Oberappellationsgericht München – Arzt ohne Zulassung 2
[407]
Wer, ohne approbirter Arzt zu sein, bei öffentlicher Anerbietung seiner Dienste zu Heilzwecken sich als „Doctor medicinae“ oder als „Spezialist“ für bestimmte Krankheitsformen bezeichnet, ist strafbar, er mag den akademischen Doktorgrad wirklich erlangt haben oder nicht.
Karl Christoph Müller hat sich in fünf oberfränkischen Zeitungsblättern unter dem Titel „Doctor medicinae, Spezialist für Unterleibsbruch, Muttervorfall und chronische Leiden“, den Kranken öffentlich zum Rathe auf bestimmte Tage seiner angekündigten Durchreise empfohlen und wurde deshalb vom k. Appellationsgerichte in Bamberg mittels Erkenntnisses vom 17. Februar 1875 wegen fortgesetzten Vergehens gegen die Reichsgewerbeordnung § 147 Ziff. 3 in die nächste Sitzung des Schwurgerichts von Oberfranken verwiesen, unter der vorläufigen Feststellung, daß er sich durch die vorbezeichneten Ankündigungen, ohne von einer zuständigen Behörde approbirt zu sein, einen ärztlichen Titel beigelegt habe, durch welchen der Glaube erweckt werden sollte, als sei er eine geprüfte Medizinalperson, und daß er die bezeichneten fünf Handlungen als Ausfluß eines und desselben auf diesen Zweck gerichteten Entschlusses verübt habe.

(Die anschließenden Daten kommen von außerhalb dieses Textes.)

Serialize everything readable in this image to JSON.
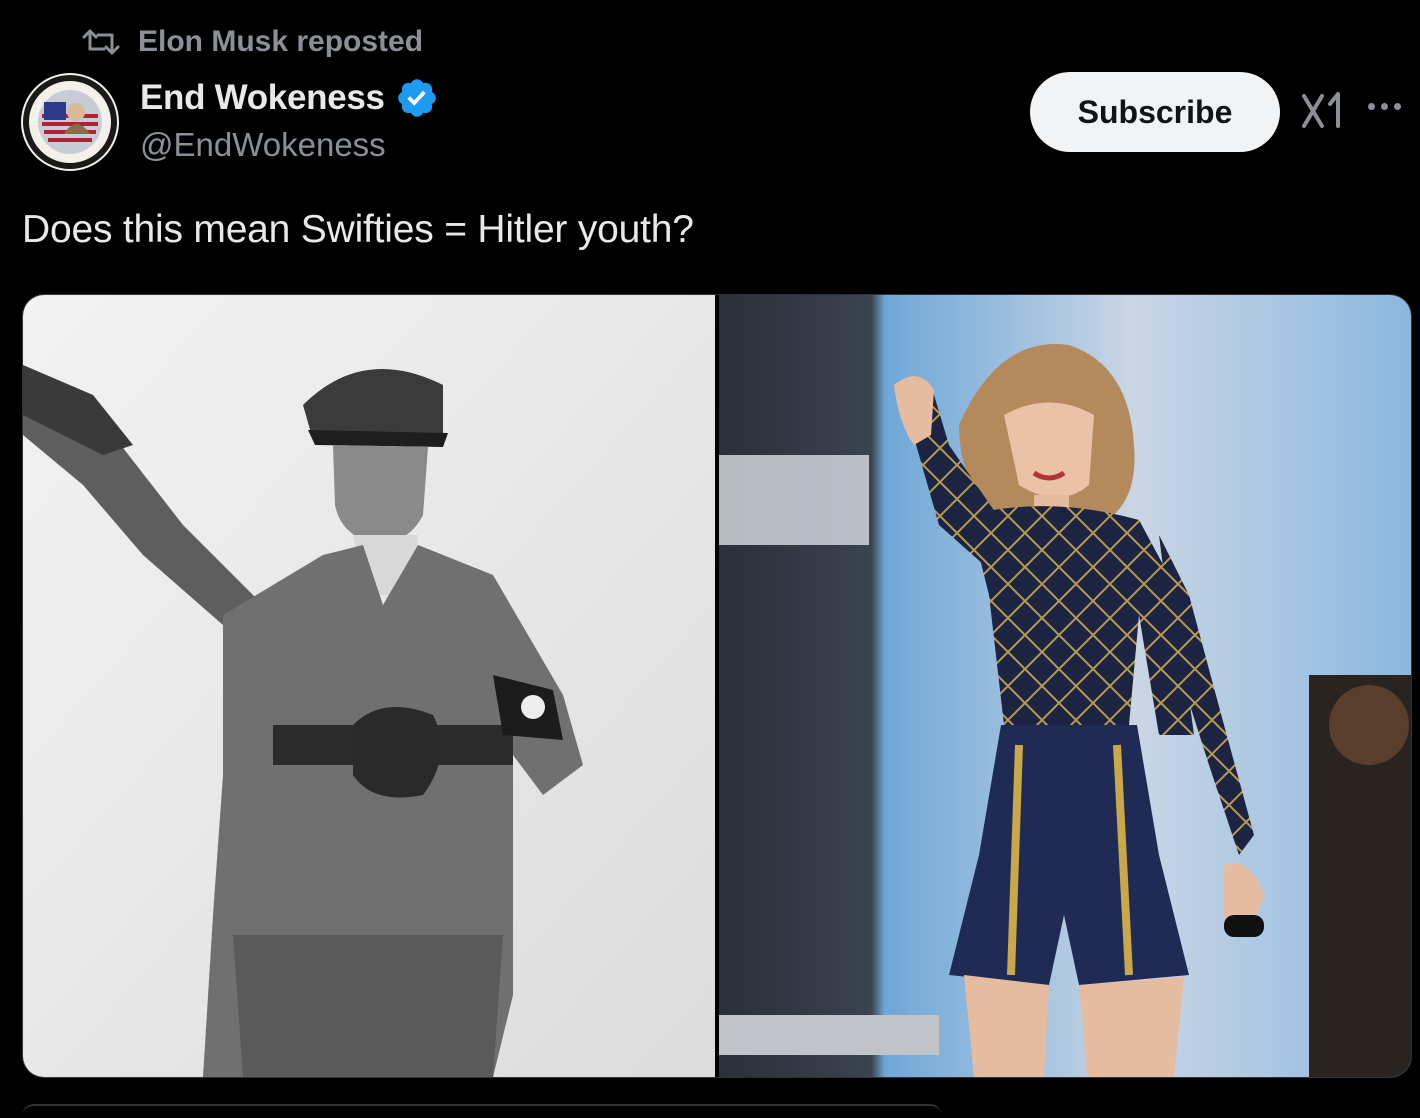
{
  "repost": {
    "icon": "repost-icon",
    "label": "Elon Musk reposted"
  },
  "author": {
    "name": "End Wokeness",
    "handle": "@EndWokeness",
    "verified": true,
    "verified_color": "#1d9bf0",
    "avatar_icon": "avatar-badge-icon"
  },
  "actions": {
    "subscribe_label": "Subscribe",
    "grok_icon": "grok-icon",
    "more_icon": "more-icon"
  },
  "post": {
    "text": "Does this mean Swifties = Hitler youth?"
  },
  "media": {
    "images": [
      {
        "name": "left-image",
        "style": "black-and-white"
      },
      {
        "name": "right-image",
        "style": "color"
      }
    ]
  },
  "colors": {
    "background": "#000000",
    "text_primary": "#e7e9ea",
    "text_secondary": "#8b9096",
    "button_bg": "#f2f3f4"
  }
}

Gegen dieses Verweisungserkenntniß hat K. Ch. Müller rechtzeitig die Nichtigkeitsbeschwerde angemeldet und die §§ 29 und 147 Ziff. 3 der Reichsgewerbeordnung sowie folgeweise den Art. 56 Ziff. 2 des Einf.-Vollz.-Gesetzes vom 26. Dezember 1871 als verletzt bezeichnet, indem ihm der Titel „Doctor“ vermöge eines Diploms der Universität in Philadelphia zukomme und er sich als „Arzt“ oder mit einem ähnlichen Titel nirgends im Publikum eingeführt habe.

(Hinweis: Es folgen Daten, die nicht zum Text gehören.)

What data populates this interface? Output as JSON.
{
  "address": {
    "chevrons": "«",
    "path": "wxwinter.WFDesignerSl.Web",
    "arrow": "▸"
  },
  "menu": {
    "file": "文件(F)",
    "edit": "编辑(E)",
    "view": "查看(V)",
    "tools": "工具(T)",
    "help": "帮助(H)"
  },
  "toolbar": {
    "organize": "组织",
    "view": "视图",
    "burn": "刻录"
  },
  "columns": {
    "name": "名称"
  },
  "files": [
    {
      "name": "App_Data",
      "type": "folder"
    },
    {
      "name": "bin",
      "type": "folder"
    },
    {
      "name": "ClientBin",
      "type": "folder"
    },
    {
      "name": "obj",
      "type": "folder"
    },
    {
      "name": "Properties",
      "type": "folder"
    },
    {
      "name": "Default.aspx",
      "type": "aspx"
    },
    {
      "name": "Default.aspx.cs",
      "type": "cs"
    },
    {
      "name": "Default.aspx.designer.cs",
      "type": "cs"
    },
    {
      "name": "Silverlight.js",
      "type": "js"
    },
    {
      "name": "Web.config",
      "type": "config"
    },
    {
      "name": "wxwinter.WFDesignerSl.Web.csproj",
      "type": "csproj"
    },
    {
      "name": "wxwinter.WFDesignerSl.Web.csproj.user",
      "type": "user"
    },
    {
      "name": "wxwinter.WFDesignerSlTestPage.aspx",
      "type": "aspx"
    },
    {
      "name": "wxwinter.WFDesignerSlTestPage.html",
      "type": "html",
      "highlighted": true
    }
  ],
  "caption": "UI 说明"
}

Diese Beschwerde wurde jedoch durch Erkenntniß des obersten Gerichtshofes vom 16. April 1875 – U. B. Nr. 166 – aus den nachstehenden Motiven verworfen:
Abgesehen von der Frage, ob K. Ch. Müller den akademischen Grad eines Doctor medicinae an der Universität Philadelphia wirklich erworben habe und ob diese Erwerbung auf solchen Voraussetzungen wissenschaftlicher Befähigung des Erwerbers beruhe, welche auch nach den akademischen Anforderungen in Deutschland Anspruch auf Anerkennung des Doktorgrades begründen könnten, so liegt selbst in einer an sich berechtigten Führung des medizinischen Doktortitels, wenn mit dessen Gebrauch von dem Inhaber [408] eine öffentliche Anbietung von Diensten zu Heilzwecken, wie vorliegenden Falles zur Heilung von Unterleibsbrüchen, Muttervorfällen etc. verbunden wird, um so zuverlässiger die Beilegung eines ärztlichen Titels im Sinne des § 29 der Reichsgewerbeordnung, als ungeachtet der zur Approbation des Arztes nicht mehr erforderlichen Doktorpromotion gleichwohl im Publikum zufolge der bisherigen Gewohnheit gerade durch den Titel Doctor medicinae noch allenthalben der Glaube an die approbirte ärztliche Eigenschaft des Inhabers erweckt wird.
Beschwerdeführer K. Ch. Müller hat es aber, ohne als Arzt approbirt zu sein, nicht nur nicht bei der Bezeichnung seiner Person als Doctor medicinae bewenden lassen, sondern sich noch überdies als Spezialist für die Krankheitsformen „Unterleibsbrüche, Muttervorfälle und chronische Leiden“ bezeichnet, was der Beilegung des Titels eines „Arztes“ vollkommen gleichkommt, wie das Gesetz dadurch klar zu erkennen gibt, daß es neben der allgemeinen die ganze Heilkunde umfassenden Bezeichnung „Arzt“ auch besondere auf den Betrieb einzelner Heilzweige beschränkte Bezeichnungen (wie Wundarzt, Augenarzt, Zahnarzt) als gleichbedeutend aufgeführt hat.
Demgemäß erscheint durch die in dem angefochtenen Urtheile enthaltene tatsächliche Unterstellung der Thatbestand der Zuwiderhandlung des Beschwerdeführers gegen § 147 Ziff. 3 in Verbindung mit § 29 der Reichsgewerbeordnung hinlänglich erschöpft.
- Sammlung von Entscheidungen des obersten Gerichtshofes in Gegenständen des Strafrechtes. Band V. S. 135.